So like, my life is getting eaten by thesis and a sudden urge to cook and do nothing all the time. So this one’s short and also late.
The other big time-eater has been my rekindled love of So You Think You Can Dance. Joshua & Katee are my favourite couple so far, but honestly, I keep feeling bad for all the poor contempo boys that are too “twee” or “not masculine enough” or alternately get praise for being a “real man.” There was always an undercurrent of those issues on the show, but I always rationalized it in terms of the dancing being about playing a role, and that part of that role included a fairly conventional kind of masculinity, but this year maybe after reading all this gender-y stuff, it seems totally out of hand.
Anyway, onto movies:
- Sawdust and Tinsel (Ingmar Bergman, 1953): I really probably should know Bergman better than I do at this point. I liked this, mainly for the classic Bergman raw nerve school of acting, and Sven Nykvist cinematography. This was his first film for Bergman and I feel like you could really identify him in the way the images have this sort of flatness to them, sort of two-dimensional? I don’t think there’s much you can say about Bergman, but this starts out with a sweet semi-silent portrayal of a clown whose woman humiliates him which was really interesting.
- Motel Hell (Kevin Connor, 1980): It’s like Texas Chainsaw Massacre, only without all the actual scary parts, and with Rory Calhoun playing a farmer/butcher who, uh…there are people in the sausages. Reading the wiki page and looking at the post reproduced there — “You might just die…laughing!” — it was apparently supposed to be a comedy, so that’s a plus, because it kind of failed at being scary. The weirdest thing about it was how much better an actor Rory Calhoun was than everyone else in the movie, so there was sort of an unintentional (or intentional?) John Waters casting effect where the styles of acting are so different that it’s immediately distancing.
- The Leopard (Luchino Visconti, 1963): So despite the fact that I am the film studies major in the relationship, Alex was actually the one who picked this. It’s a three-hour long historical drama about the slowly fading aristocracy in 19th century Italy, and I think how much you enjoy the movie is directly related to your response to that sentence. It does a really great job of evoking how stifled and stilted aristocratic life was for the characters, but that atmosphere means you wind up with a really stilted and stifled movie. So I certainly appreciated it, in the way that I appreciate historical museums full of insanely detailed costumes and objects, but I don’t know that I liked it. It’s not really my favourite kind of movie; neorealism’s great, but it’s just not my thing. (This isn’t neorealim per se, but Visconti was a neorealist and you can certainly see the influence in the long takes and the emphasis on everyday life over grand historical moments.) I did appreciate the metacinematic touch that the patriarch who is aware that he is on the way out is played by classic Hollywood star Burt Lancaster, and the young folks who represent “the future” are played by new wavey Euro stars Alain Delon and Claudia Cardinale.

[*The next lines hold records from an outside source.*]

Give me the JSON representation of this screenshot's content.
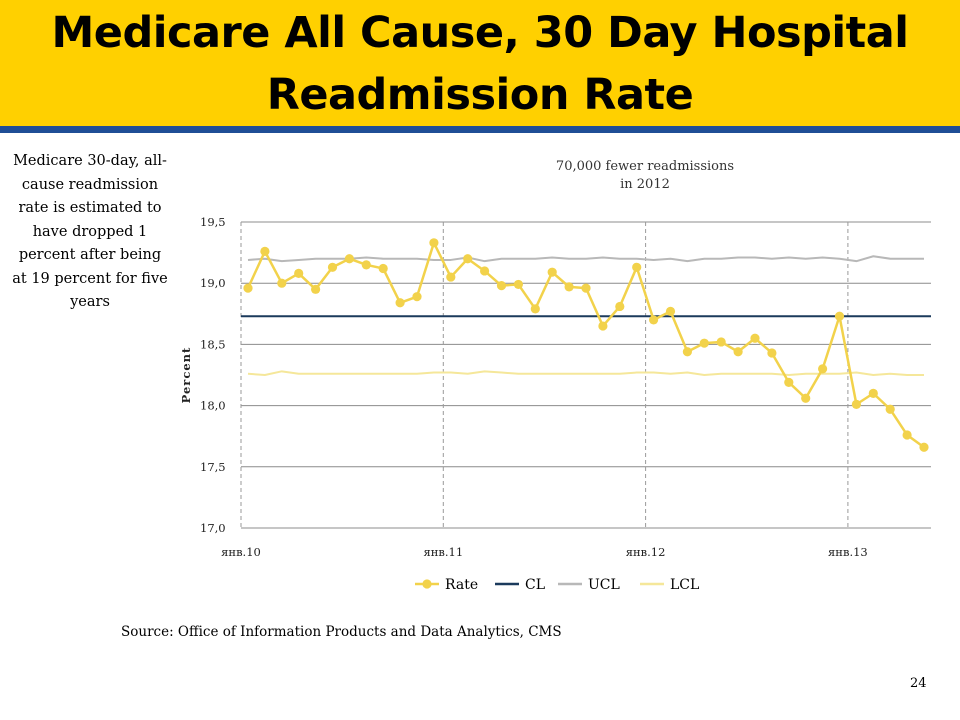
{
  "slide": {
    "title": "Medicare All Cause, 30 Day Hospital Readmission Rate",
    "side_note": "Medicare 30-day, all-cause readmission rate is estimated to have dropped 1 percent after being at 19 percent for five years",
    "annotation": "70,000 fewer readmissions in 2012",
    "source": "Source: Office of Information Products and Data Analytics, CMS",
    "page_number": "24",
    "colors": {
      "title_bar": "#FFD000",
      "title_rule": "#1F4E96"
    }
  },
  "chart_data": {
    "type": "line",
    "ylabel": "Percent",
    "ylim": [
      17.0,
      19.5
    ],
    "yticks": [
      "17,0",
      "17,5",
      "18,0",
      "18,5",
      "19,0",
      "19,5"
    ],
    "x_labels": [
      "янв.10",
      "янв.11",
      "янв.12",
      "янв.13"
    ],
    "grid": {
      "horizontal": true,
      "vertical_dashed_at_years": true
    },
    "legend_placement": "bottom",
    "series": [
      {
        "name": "Rate",
        "color": "#F2D24B",
        "marker": true,
        "values": [
          18.96,
          19.26,
          19.0,
          19.08,
          18.95,
          19.13,
          19.2,
          19.15,
          19.12,
          18.84,
          18.89,
          19.33,
          19.05,
          19.2,
          19.1,
          18.98,
          18.99,
          18.79,
          19.09,
          18.97,
          18.96,
          18.65,
          18.81,
          19.13,
          18.7,
          18.77,
          18.44,
          18.51,
          18.52,
          18.44,
          18.55,
          18.43,
          18.19,
          18.06,
          18.3,
          18.73,
          18.01,
          18.1,
          17.97,
          17.76,
          17.66
        ]
      },
      {
        "name": "CL",
        "color": "#1B3A5C",
        "marker": false,
        "values": [
          18.73,
          18.73,
          18.73,
          18.73,
          18.73,
          18.73,
          18.73,
          18.73,
          18.73,
          18.73,
          18.73,
          18.73,
          18.73,
          18.73,
          18.73,
          18.73,
          18.73,
          18.73,
          18.73,
          18.73,
          18.73,
          18.73,
          18.73,
          18.73,
          18.73,
          18.73,
          18.73,
          18.73,
          18.73,
          18.73,
          18.73,
          18.73,
          18.73,
          18.73,
          18.73,
          18.73,
          18.73,
          18.73,
          18.73,
          18.73,
          18.73
        ]
      },
      {
        "name": "UCL",
        "color": "#B8B8B8",
        "marker": false,
        "values": [
          19.19,
          19.2,
          19.18,
          19.19,
          19.2,
          19.2,
          19.2,
          19.21,
          19.2,
          19.2,
          19.2,
          19.19,
          19.19,
          19.21,
          19.18,
          19.2,
          19.2,
          19.2,
          19.21,
          19.2,
          19.2,
          19.21,
          19.2,
          19.2,
          19.19,
          19.2,
          19.18,
          19.2,
          19.2,
          19.21,
          19.21,
          19.2,
          19.21,
          19.2,
          19.21,
          19.2,
          19.18,
          19.22,
          19.2,
          19.2,
          19.2
        ]
      },
      {
        "name": "LCL",
        "color": "#F5E79A",
        "marker": false,
        "values": [
          18.26,
          18.25,
          18.28,
          18.26,
          18.26,
          18.26,
          18.26,
          18.26,
          18.26,
          18.26,
          18.26,
          18.27,
          18.27,
          18.26,
          18.28,
          18.27,
          18.26,
          18.26,
          18.26,
          18.26,
          18.26,
          18.26,
          18.26,
          18.27,
          18.27,
          18.26,
          18.27,
          18.25,
          18.26,
          18.26,
          18.26,
          18.26,
          18.25,
          18.26,
          18.26,
          18.26,
          18.27,
          18.25,
          18.26,
          18.25,
          18.25
        ]
      }
    ]
  }
}
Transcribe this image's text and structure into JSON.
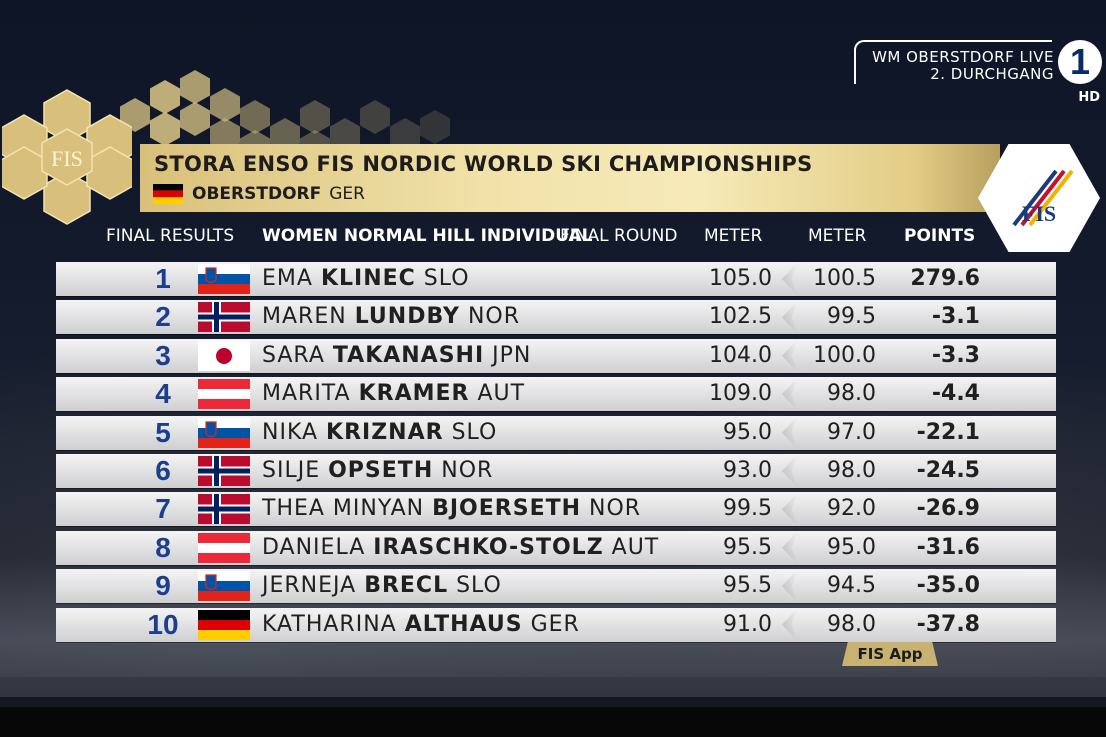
{
  "broadcast": {
    "line1": "WM OBERSTDORF LIVE",
    "line2": "2. DURCHGANG",
    "channel": "1",
    "quality": "HD"
  },
  "header": {
    "title": "STORA ENSO FIS NORDIC WORLD SKI CHAMPIONSHIPS",
    "venue": "OBERSTDORF",
    "country": "GER",
    "fis_logo_text": "FIS",
    "snowflake_logo_text": "FIS"
  },
  "columns": {
    "final_results": "FINAL RESULTS",
    "event": "WOMEN NORMAL HILL INDIVIDUAL",
    "round": "FINAL ROUND",
    "meter1": "METER",
    "meter2": "METER",
    "points": "POINTS"
  },
  "results": [
    {
      "rank": "1",
      "first": "EMA",
      "last": "KLINEC",
      "nation": "SLO",
      "flag": "slo",
      "m1": "105.0",
      "m2": "100.5",
      "points": "279.6"
    },
    {
      "rank": "2",
      "first": "MAREN",
      "last": "LUNDBY",
      "nation": "NOR",
      "flag": "nor",
      "m1": "102.5",
      "m2": "99.5",
      "points": "-3.1"
    },
    {
      "rank": "3",
      "first": "SARA",
      "last": "TAKANASHI",
      "nation": "JPN",
      "flag": "jpn",
      "m1": "104.0",
      "m2": "100.0",
      "points": "-3.3"
    },
    {
      "rank": "4",
      "first": "MARITA",
      "last": "KRAMER",
      "nation": "AUT",
      "flag": "aut",
      "m1": "109.0",
      "m2": "98.0",
      "points": "-4.4"
    },
    {
      "rank": "5",
      "first": "NIKA",
      "last": "KRIZNAR",
      "nation": "SLO",
      "flag": "slo",
      "m1": "95.0",
      "m2": "97.0",
      "points": "-22.1"
    },
    {
      "rank": "6",
      "first": "SILJE",
      "last": "OPSETH",
      "nation": "NOR",
      "flag": "nor",
      "m1": "93.0",
      "m2": "98.0",
      "points": "-24.5"
    },
    {
      "rank": "7",
      "first": "THEA MINYAN",
      "last": "BJOERSETH",
      "nation": "NOR",
      "flag": "nor",
      "m1": "99.5",
      "m2": "92.0",
      "points": "-26.9"
    },
    {
      "rank": "8",
      "first": "DANIELA",
      "last": "IRASCHKO-STOLZ",
      "nation": "AUT",
      "flag": "aut",
      "m1": "95.5",
      "m2": "95.0",
      "points": "-31.6"
    },
    {
      "rank": "9",
      "first": "JERNEJA",
      "last": "BRECL",
      "nation": "SLO",
      "flag": "slo",
      "m1": "95.5",
      "m2": "94.5",
      "points": "-35.0"
    },
    {
      "rank": "10",
      "first": "KATHARINA",
      "last": "ALTHAUS",
      "nation": "GER",
      "flag": "ger",
      "m1": "91.0",
      "m2": "98.0",
      "points": "-37.8"
    }
  ],
  "footer": {
    "app_label": "FIS App"
  },
  "colors": {
    "gold": "#e6d08e",
    "rank_blue": "#1a3f8c",
    "row_bg": "#e4e4e6"
  }
}
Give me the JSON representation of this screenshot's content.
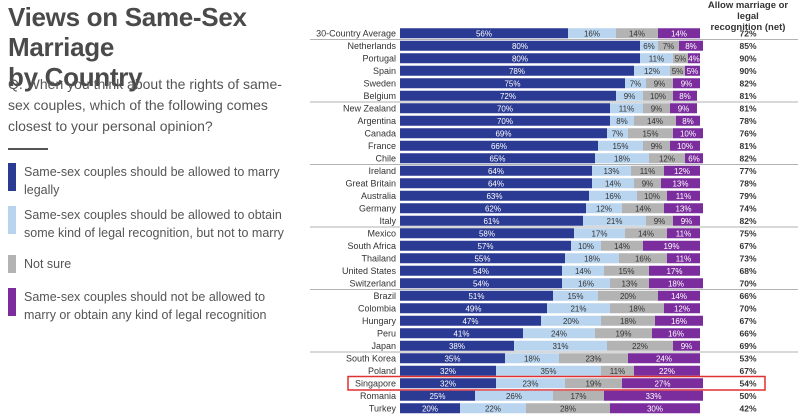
{
  "title_line1": "Views on Same-Sex Marriage",
  "title_line2": "by Country",
  "question": "Q. When you think about the rights of same-sex couples, which of the following comes closest to your personal opinion?",
  "net_header_line1": "Allow marriage or legal",
  "net_header_line2": "recognition (net)",
  "highlighted_category": "Singapore",
  "colors": {
    "allowed_marry": "#2b3a93",
    "legal_recognition": "#b8d4ee",
    "not_sure": "#b3b3b3",
    "not_allowed": "#7b2d9e",
    "highlight_border": "#e03030"
  },
  "legend": [
    {
      "label": "Same-sex couples should be allowed to marry legally",
      "color": "#2b3a93"
    },
    {
      "label": "Same-sex couples should be allowed to obtain some kind of legal recognition, but not to marry",
      "color": "#b8d4ee"
    },
    {
      "label": "Not sure",
      "color": "#b3b3b3"
    },
    {
      "label": "Same-sex couples should not be allowed to marry or obtain any kind of legal recognition",
      "color": "#7b2d9e"
    }
  ],
  "chart_data": {
    "type": "bar",
    "stacked": true,
    "orientation": "horizontal",
    "xlim": [
      0,
      100
    ],
    "categories": [
      "30-Country Average",
      "Netherlands",
      "Portugal",
      "Spain",
      "Sweden",
      "Belgium",
      "New Zealand",
      "Argentina",
      "Canada",
      "France",
      "Chile",
      "Ireland",
      "Great Britain",
      "Australia",
      "Germany",
      "Italy",
      "Mexico",
      "South Africa",
      "Thailand",
      "United States",
      "Switzerland",
      "Brazil",
      "Colombia",
      "Hungary",
      "Peru",
      "Japan",
      "South Korea",
      "Poland",
      "Singapore",
      "Romania",
      "Turkey"
    ],
    "series": [
      {
        "name": "Same-sex couples should be allowed to marry legally",
        "values": [
          56,
          80,
          80,
          78,
          75,
          72,
          70,
          70,
          69,
          66,
          65,
          64,
          64,
          63,
          62,
          61,
          58,
          57,
          55,
          54,
          54,
          51,
          49,
          47,
          41,
          38,
          35,
          32,
          32,
          25,
          20
        ]
      },
      {
        "name": "Same-sex couples should be allowed to obtain some kind of legal recognition, but not to marry",
        "values": [
          16,
          6,
          11,
          12,
          7,
          9,
          11,
          8,
          7,
          15,
          18,
          13,
          14,
          16,
          12,
          21,
          17,
          10,
          18,
          14,
          16,
          15,
          21,
          20,
          24,
          31,
          18,
          35,
          23,
          26,
          22
        ]
      },
      {
        "name": "Not sure",
        "values": [
          14,
          7,
          5,
          5,
          9,
          10,
          9,
          14,
          15,
          9,
          12,
          11,
          9,
          10,
          14,
          9,
          14,
          14,
          16,
          15,
          13,
          20,
          18,
          18,
          19,
          22,
          23,
          11,
          19,
          17,
          28
        ]
      },
      {
        "name": "Same-sex couples should not be allowed to marry or obtain any kind of legal recognition",
        "values": [
          14,
          8,
          4,
          5,
          9,
          8,
          9,
          8,
          10,
          10,
          6,
          12,
          13,
          11,
          13,
          9,
          11,
          19,
          11,
          17,
          18,
          14,
          12,
          16,
          16,
          9,
          24,
          22,
          27,
          33,
          30
        ]
      }
    ],
    "net": [
      "72%",
      "85%",
      "90%",
      "90%",
      "82%",
      "81%",
      "81%",
      "78%",
      "76%",
      "81%",
      "82%",
      "77%",
      "78%",
      "79%",
      "74%",
      "82%",
      "75%",
      "67%",
      "73%",
      "68%",
      "70%",
      "66%",
      "70%",
      "67%",
      "66%",
      "69%",
      "53%",
      "67%",
      "54%",
      "50%",
      "42%"
    ],
    "group_breaks_after": [
      "30-Country Average",
      "Belgium",
      "Chile",
      "Italy",
      "Switzerland",
      "Japan"
    ]
  }
}
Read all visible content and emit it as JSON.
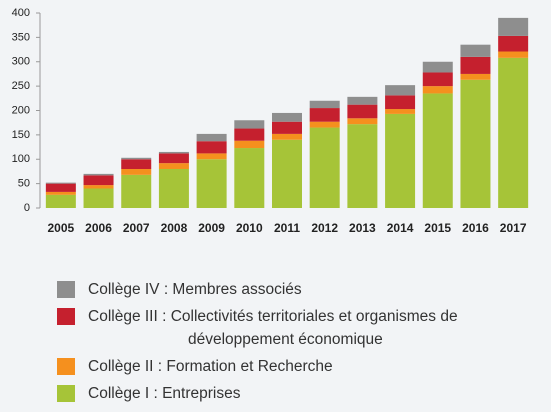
{
  "chart_data": {
    "type": "stacked_bar",
    "categories": [
      "2005",
      "2006",
      "2007",
      "2008",
      "2009",
      "2010",
      "2011",
      "2012",
      "2013",
      "2014",
      "2015",
      "2016",
      "2017"
    ],
    "series": [
      {
        "name": "Collège I : Entreprises",
        "color": "#a6c438",
        "values": [
          27,
          40,
          68,
          80,
          100,
          123,
          140,
          165,
          172,
          193,
          235,
          263,
          308
        ]
      },
      {
        "name": "Collège II : Formation et Recherche",
        "color": "#f5901e",
        "values": [
          6,
          7,
          12,
          12,
          12,
          15,
          12,
          12,
          12,
          10,
          15,
          12,
          13
        ]
      },
      {
        "name": "Collège III : Collectivités territoriales et organismes de développement économique",
        "color": "#c5202e",
        "values": [
          17,
          20,
          20,
          20,
          25,
          25,
          25,
          28,
          28,
          28,
          28,
          35,
          32
        ]
      },
      {
        "name": "Collège IV : Membres associés",
        "color": "#8e8e8e",
        "values": [
          2,
          3,
          3,
          3,
          15,
          17,
          18,
          15,
          16,
          21,
          22,
          25,
          37
        ]
      }
    ],
    "ylim": [
      0,
      400
    ],
    "yticks": [
      0,
      50,
      100,
      150,
      200,
      250,
      300,
      350,
      400
    ],
    "grid": false,
    "legend": "bottom"
  }
}
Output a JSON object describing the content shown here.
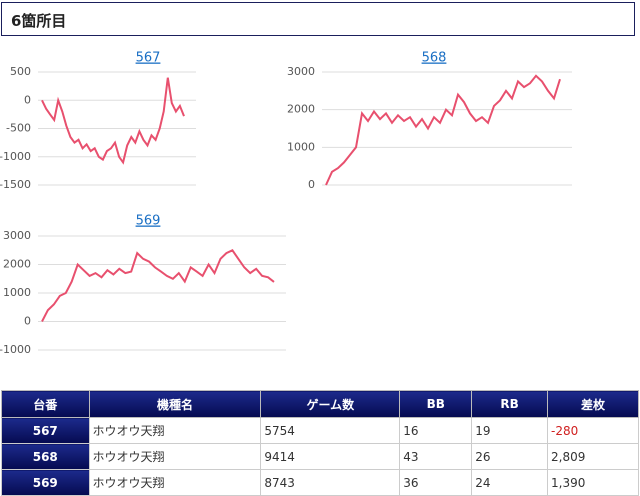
{
  "header": {
    "title": "6箇所目"
  },
  "chart_data": [
    {
      "type": "line",
      "title": "567",
      "color": "#e8506e",
      "ylim": [
        -1500,
        500
      ],
      "yticks": [
        500,
        0,
        -500,
        -1000,
        -1500
      ],
      "grid": true,
      "values": [
        0,
        -150,
        -250,
        -350,
        0,
        -200,
        -450,
        -650,
        -750,
        -700,
        -850,
        -780,
        -900,
        -850,
        -1000,
        -1050,
        -900,
        -850,
        -750,
        -1000,
        -1100,
        -800,
        -650,
        -750,
        -550,
        -700,
        -800,
        -620,
        -700,
        -500,
        -200,
        400,
        -50,
        -200,
        -100,
        -280
      ]
    },
    {
      "type": "line",
      "title": "568",
      "color": "#e8506e",
      "ylim": [
        0,
        3000
      ],
      "yticks": [
        0,
        1000,
        2000,
        3000
      ],
      "grid": true,
      "values": [
        0,
        350,
        450,
        600,
        800,
        1000,
        1900,
        1700,
        1950,
        1750,
        1900,
        1650,
        1850,
        1700,
        1800,
        1550,
        1750,
        1500,
        1800,
        1650,
        2000,
        1850,
        2400,
        2200,
        1900,
        1700,
        1800,
        1650,
        2100,
        2250,
        2500,
        2300,
        2750,
        2600,
        2700,
        2900,
        2750,
        2500,
        2300,
        2809
      ]
    },
    {
      "type": "line",
      "title": "569",
      "color": "#e8506e",
      "ylim": [
        -1000,
        3000
      ],
      "yticks": [
        3000,
        2000,
        1000,
        0,
        -1000
      ],
      "grid": true,
      "values": [
        0,
        400,
        600,
        900,
        1000,
        1400,
        2000,
        1800,
        1600,
        1700,
        1550,
        1800,
        1650,
        1850,
        1700,
        1750,
        2400,
        2200,
        2100,
        1900,
        1750,
        1600,
        1500,
        1700,
        1400,
        1900,
        1750,
        1600,
        2000,
        1700,
        2200,
        2400,
        2500,
        2200,
        1900,
        1700,
        1850,
        1600,
        1550,
        1390
      ]
    }
  ],
  "table": {
    "header": [
      "台番",
      "機種名",
      "ゲーム数",
      "BB",
      "RB",
      "差枚"
    ],
    "rows": [
      [
        "567",
        "ホウオウ天翔",
        "5754",
        "16",
        "19",
        "-280"
      ],
      [
        "568",
        "ホウオウ天翔",
        "9414",
        "43",
        "26",
        "2,809"
      ],
      [
        "569",
        "ホウオウ天翔",
        "8743",
        "36",
        "24",
        "1,390"
      ]
    ]
  }
}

- Zero Patience (John Greyson, 1993): So I am a little bit in love with this movie. It’s a debunking of the whole story that this one Air Canada flight attendant brought AIDS to North America (”Patient Zero”) and there’s a lot of didactic “educational film” stuff in there and it’s really pro-AIDS activism, but it also is a musical with a love story between Patient Zero’s ghost and Victorian sexologist Sir Richard Francis Burton, who is still alive and living in Toronto and trying to make a sensationalistic museum exhibit about Zero in the movie. Dick sings my favourite song in the movie, “Culture of Certainty” which includes a “Let’s all be empiricists” chorus. There is also a song about gay sex that is actually sung by assholes. What I love is that the whole movie’s such a goofy pastiche, but by the end, there is still something sweetly touching when Patient Zero’s finally able to disappear, with the water and the smoke and the video machine and Sir Richard Francis Burton (who also apparently can’t disappear since his “unfortunate encounter with the fountain of youth) obviously touched.
- C.R.A.Z.Y. (Jean-Marc Valée, 2005): Another gay-themed Canadian movie this week. This is in a lot of ways your standard coming-of-age story, with a whole thing with him (the gay son that the dad couldn’t accept and he also couldn’t really accept his own gayness) needing to go to Jerusalem and find himself and everything, but what I really liked was that it’s also a movie about record collections as a way of marking time and also father-son bonding. It’s also a very well-done coming-of-age story; I’m not really a fan of the Bildungsroman thing, but I like when movies about childhood skew heavily subjective, so you get that sense of how everything is really big and scary and little moments turn into huge traumas.